The problem is that the expression $x^{x^{\dots}}$ is ill-defined. What you want to do is take the limit of
$$x,x^x,x^{x^x},x^{x^{x^x}},\dots$$
For $x=\sqrt2$, this limit is indeed $2$. The reason you get $4$ is because the limit of the sequence
$$4,x^4,x^{x^4},x^{x^{x^4}},\dots$$
is $4$ when $x=\sqrt2$, and appears to look the same as the other sequence, however, they are not the same.
What's missing in your analysis is a pair of if's:
If there is a (positive real) number $x$ such that ${x^{x^{x^{x^x}}}}^{...}=2$, then $x=\sqrt2$.
and
If there is a (positive real) number $x$ such that ${x^{x^{x^{x^x}}}}^{...}=4$, then $x=\sqrt2$.
Both of these statements are true (you've proved that!). So we can conclude that the function $f(x)={x^{x^{x^{x^x}}}}^{...}$ cannot have both $2$ and $4$ in its range.
Note, the only value of $x$ that is obviously in the domain of $f$ is $x=1$.

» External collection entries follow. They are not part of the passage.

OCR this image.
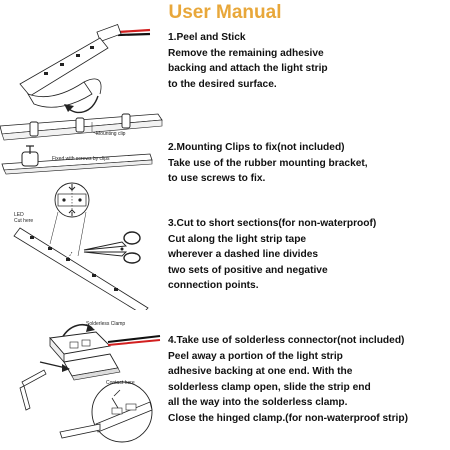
User Manual
Mounting clip
Fixed with screws by clips
LED
Cut here
Solderless Clamp
Contact here
1.Peel and Stick
Remove the remaining adhesive
backing and attach the light strip
to the desired surface.
2.Mounting Clips to fix(not included)
Take use of the rubber mounting bracket,
to use screws to fix.
3.Cut to short sections(for non-waterproof)
Cut along the light strip tape
wherever a dashed line divides
two sets of positive and negative
connection points.
4.Take use of solderless connector(not included)
Peel away a portion of the light strip
adhesive backing at one end. With the
solderless clamp open, slide the strip end
all the way into the solderless clamp.
Close the hinged clamp.(for non-waterproof strip)
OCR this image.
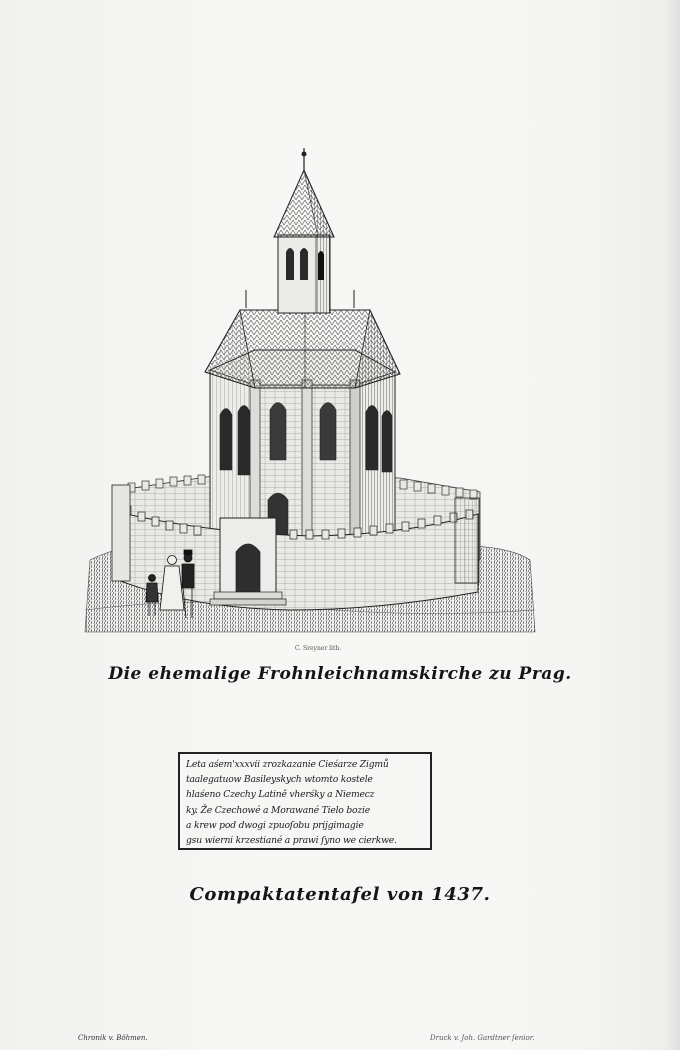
C. Sreyner lith.
Die ehemalige Frohnleichnamskirche zu Prag.
Leta aśem'xxxvii zrozkazanie Cieśarze Zigmů
taalegatuow Basileyskych wtomto kostele
hlaśeno Czechy Latině vherśky a Niemecz
ky. Že Czechowé a Morawané Tielo bozie
a krew pod dwogi zpuoſobu prijgimagie
gsu wierni krzestiané a prawi ſyno we cierkwe.
Compaktatentafel von 1437.
Chronik v. Böhmen.	Druck v. Joh. Gardtner ſenior.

To show that $\sqrt2^{\sqrt2^{\sqrt2^{\ldots}}}\not=4$, it suffices to show, by induction, that if $a_{n+1}=\sqrt2^{a_n}$ with $a_1=\sqrt2$, then $a_n\lt2$ for all $n$: The base case is $a_1=\sqrt2\lt2$, so if $a_n\lt2$ then $a_{n+1}=\sqrt2^{a_n}\lt\sqrt2^2=2$.